Cheikh Coundoul s’est déplacé quand il a appris qu’un incendie s’était déclaré à l’hôpital où sa nièce avait laissé son bébé. « On n’a trouvé personne à qui parler. C’est quand beaucoup de parents ont commencé à se plaindre que la directrice nous a annoncé que notre bébé avait été consumé par le feu », raconte-t-il. Jeudi matin, il n’avait pas pu récupérer la dépouille. On lui a « dit que c’est impossible parce qu’une enquête est ouverte et qu’il appartient au procureur de prendre des décisions ». Les personnalités se sont succédé sur place dans la nuit. La cité d’environ 40 000 habitants est le fief des Tidianes, l’une des importantes confréries musulmanes qui jouent un rôle social essentiel au Sénégal, et son chef a lui aussi envoyé son représentant sur place.

Des incidents en série depuis 2021

Le président, en déplacement à l’étranger, a dépêché son ministre de l’Intérieur, Antoine Diome. « Le président nous a donné pour instruction d’ouvrir une enquête. Il nous a demandé de faire un état des lieux des besoins en équipement pour les services s’occupant des nouveau-nés, ici, à Tivaouane, et dans tous les hôpitaux du pays », a-t-il dit. Le khalife général des Tidianes, Serigne Babacar Sy Mansour, déplorait déjà il y a plusieurs mois l’état de l’hôpital et réclamait le relèvement du plateau médical.

La colère grondait dans une petite foule de femmes anonymes devant l’hôpital. « C’est de la négligence. Laisser les enfants sans personne pour les surveiller et on dit que c’est Dieu qui l’a voulu. Une mère prend la précaution de confier son enfant à quelqu’un, même quand elle va aux toilettes », vitupérait l’une d’elles, tandis qu’un homme d’une cinquante d’années invoquait « la volonté divine ».

Ces griefs sont souvent entendus, ces derniers mois, après une série d’événements tragiques. Quatre nouveau-nés avaient succombé en 2021 dans l’incendie d’une maternité à Linguère (Nord).
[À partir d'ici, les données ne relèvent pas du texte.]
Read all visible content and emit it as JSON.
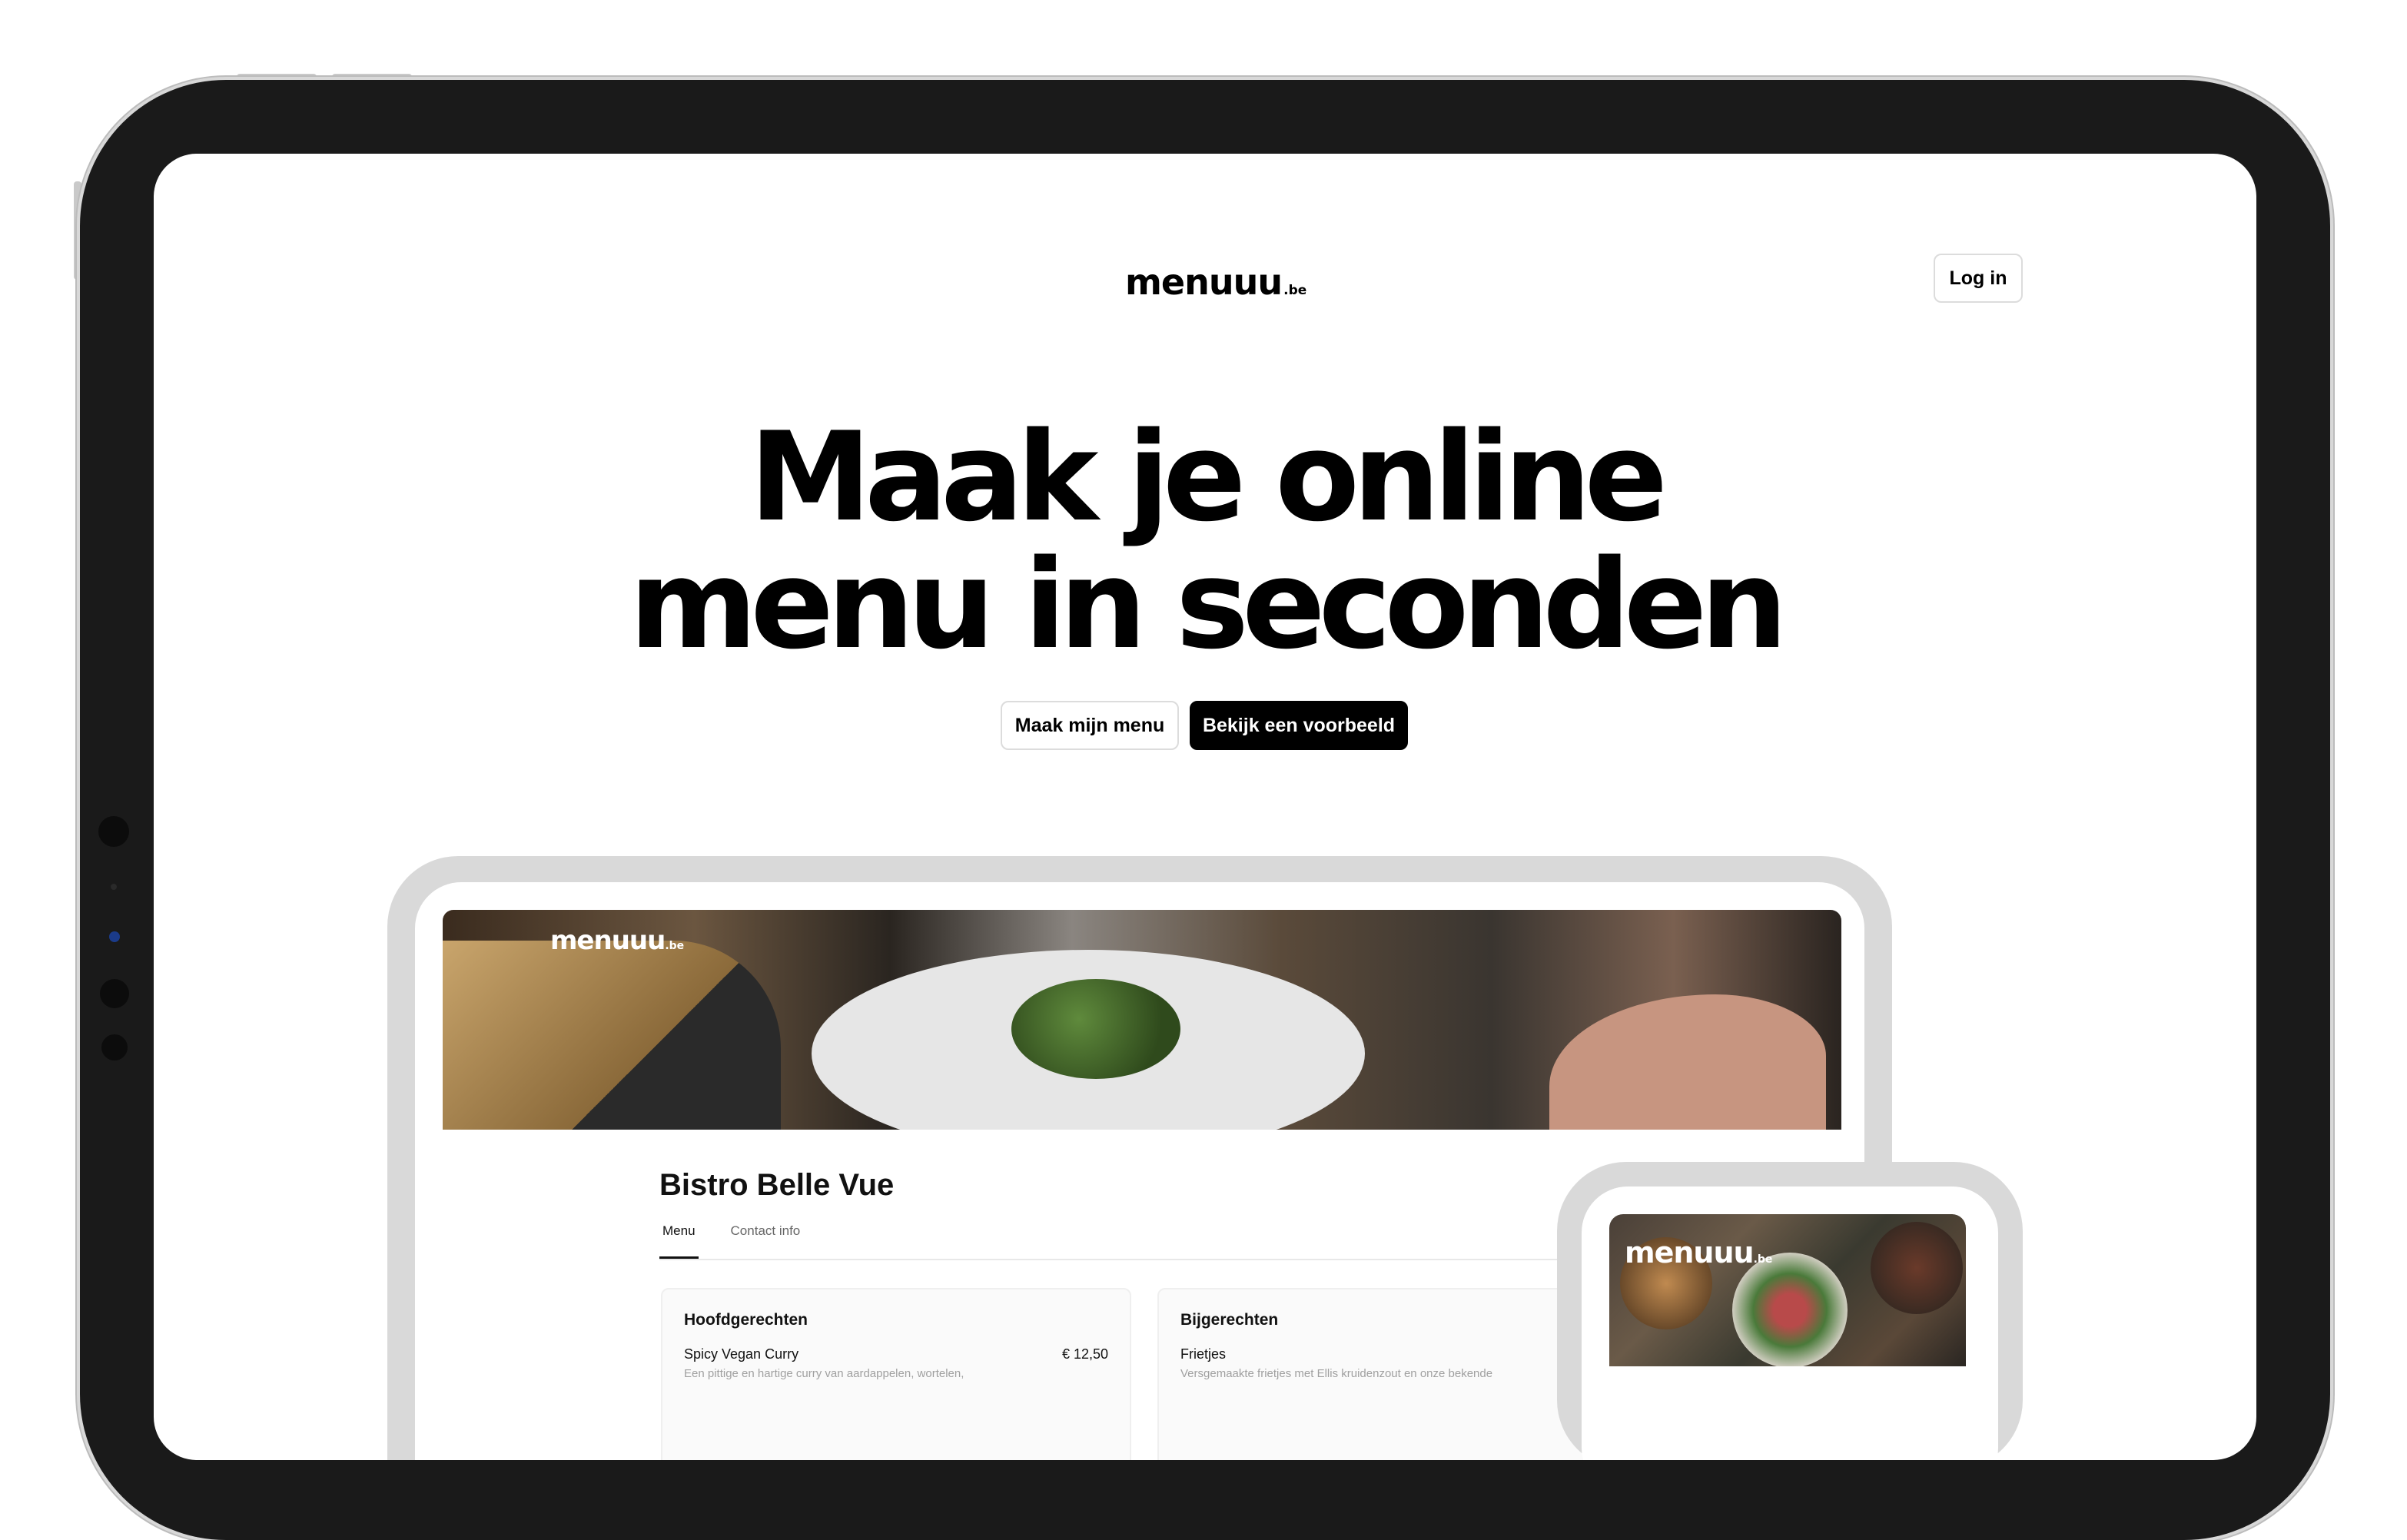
{
  "header": {
    "logo_main": "menuuu",
    "logo_tld": ".be",
    "login_label": "Log in"
  },
  "hero": {
    "line1": "Maak je online",
    "line2": "menu in seconden",
    "primary_cta": "Maak mijn menu",
    "secondary_cta": "Bekijk een voorbeeld"
  },
  "preview": {
    "banner_logo_main": "menuuu",
    "banner_logo_tld": ".be",
    "restaurant_name": "Bistro Belle Vue",
    "tabs": [
      {
        "label": "Menu",
        "active": true
      },
      {
        "label": "Contact info",
        "active": false
      }
    ],
    "cards": [
      {
        "title": "Hoofdgerechten",
        "item_name": "Spicy Vegan Curry",
        "item_price": "€ 12,50",
        "item_desc": "Een pittige en hartige curry van aardappelen, wortelen,"
      },
      {
        "title": "Bijgerechten",
        "item_name": "Frietjes",
        "item_price": "",
        "item_desc": "Versgemaakte frietjes met Ellis kruidenzout en onze bekende"
      }
    ]
  },
  "phone_preview": {
    "logo_main": "menuuu",
    "logo_tld": ".be"
  },
  "colors": {
    "accent": "#000000",
    "frame": "#1a1a1a",
    "mock_bezel": "#d9d9d9"
  }
}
Le 1er avril, Astou Sokhna, une femme d’une trentaine d’années enceinte de neuf mois, est morte à l’hôpital public de Louga (Nord) après avoir – selon ses proches – vainement attendu dans de très grandes souffrances et pendant une vingtaine d’heures la césarienne qu’elle réclamait.

Le patron de l’OMS dit avoir « le cœur plus que brisé »

« J’espère que cette fois les sanctions frapperont le sommet d’un système globalement défaillant » sans attendre que soient passées les législatives de juillet, a tweeté l’ancien Premier ministre, Abdoul Mbaye.

« Encore des bébés brûlés dans un hôpital public. C’est inacceptable Macky Sall », a tweeté le député de l’opposition Mamadou Lamine Diallo. « Tout le Sénégal est atterré », s’est ému la coalition d’opposition Yewwi Askan Wi. Ce dernier a dit attendre que toute la lumière soit faite sur ce qui s’est passé. Par ailleurs, il a annoncé suspendre toute activité politique dans le pays pendant 72 heures. Le chef de l’OMS, Tedros Adhanom Ghebreyesus, a tweeté avoir « le cœur plus que brisé ».